Monitor Major Portfolios

  • As the case against Sam Bankman-Fried reveals new details about the FTX manipulations, it would be wise to pay attention to their top holdings
  • Explore the portfolio of Winklevoss Capital, established by the Winklevoss twins
  • Investigate the portfolios of Ethereum founder Vitalik Buterin and Justin Sun, and scrutinize the investment history of the Tron Foundation. Analyze how their holdings have transformed over time to evaluate the attractiveness of a project for investment.

Wait for a Correction Before Investing

Put simply, a correction is what usually follows a premature surge. It is typically characterized by a 10% drop in value within a week following a sharp increase. The coin receives this "adjustment" due to its overvaluation by the market. The price level after the correction is considered to be the optimal entry point for an investment.

Signs of Correction:

  • The price has decreased by 10% in comparison to the recent peak.
  • There is a noticeable spike in trading activity across all currency pairs of the coin.
  • There is a sharp increase in short positions for the coin, accompanied by increased trading activity. 
  • RSI and MACD indicators are in the "overbought" zone, typically considered to be a level above 80 points.
  • A fall in the price below the level of short-term Moving Averages (MAs) indicates the onset of a correction. 

Monitor the Long/Short Ratio

This metric is straightforward: if there are more long positions, it suggests that the majority of market participants anticipate growth; if there are more short positions, it indicates that a decline is expected.
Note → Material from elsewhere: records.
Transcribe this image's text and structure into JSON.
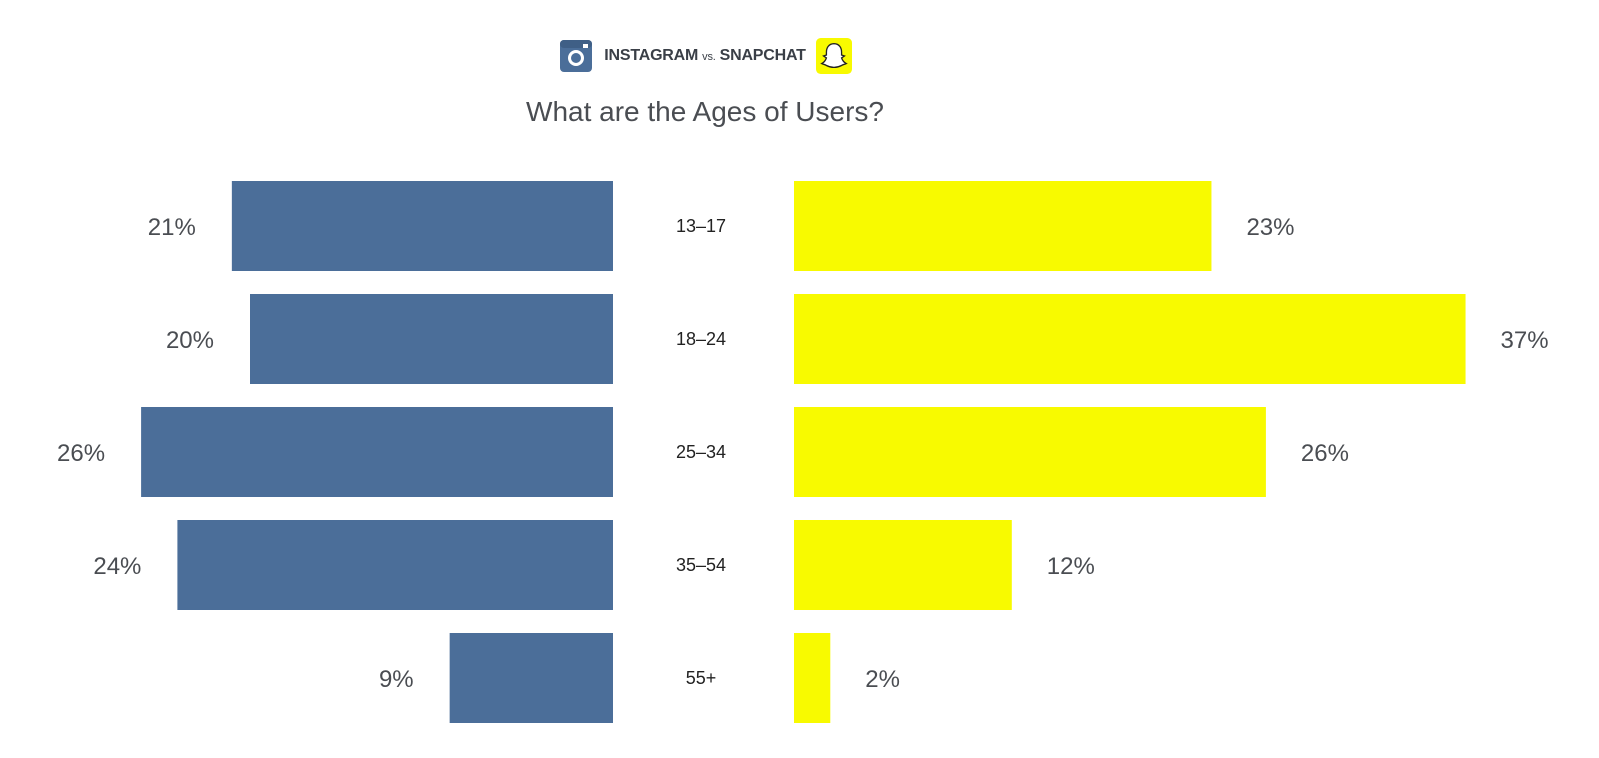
{
  "header": {
    "brand_left": "INSTAGRAM",
    "brand_vs": "vs.",
    "brand_right": "SNAPCHAT",
    "left_icon": "instagram-icon",
    "right_icon": "snapchat-ghost-icon"
  },
  "colors": {
    "instagram": "#4b6e99",
    "snapchat": "#f8fa00",
    "value_text": "#4a4d52",
    "category_text": "#222222"
  },
  "chart_data": {
    "type": "bar",
    "title": "What are the Ages of Users?",
    "categories": [
      "13–17",
      "18–24",
      "25–34",
      "35–54",
      "55+"
    ],
    "series": [
      {
        "name": "INSTAGRAM",
        "values": [
          21,
          20,
          26,
          24,
          9
        ],
        "labels": [
          "21%",
          "20%",
          "26%",
          "24%",
          "9%"
        ],
        "side": "left"
      },
      {
        "name": "SNAPCHAT",
        "values": [
          23,
          37,
          26,
          12,
          2
        ],
        "labels": [
          "23%",
          "37%",
          "26%",
          "12%",
          "2%"
        ],
        "side": "right"
      }
    ],
    "unit": "%",
    "grid": false,
    "legend": "top-center"
  }
}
Coinglass offers a handy visualization tool showing the trading positions ratio for specific coins such as BTC, TRX, XTZ, and others, across numerous platforms simultaneously.

Meet Airdrop Conditions of Projects You Invest In

Retroactive airdrops from significant projects like Aptos, Uniswap, and others have yielded substantial rewards for their holders even before the start of a bullish cycle. Make sure you have fulfilled all the prerequisites for receiving an airdrop from the project you have invested in. For example, create a wallet, exchange USDT for the coin using the required service, execute a couple of test transactions from your wallet to another one of your wallets, connect your social networks to the platform if necessary, and participate actively in testnets. Run your own node or stake coins from your personal wallet if the project operates on a PoS blockchain.

Accumulate Your Position Gradually

Divide your coin purchase into parts and accumulate your long position gradually. This strategy helps mitigate risks associated with potential scams or significant market corrections. Gradual accumulation reduces financial exposure to unforeseen market volatility, enhancing your investment safety.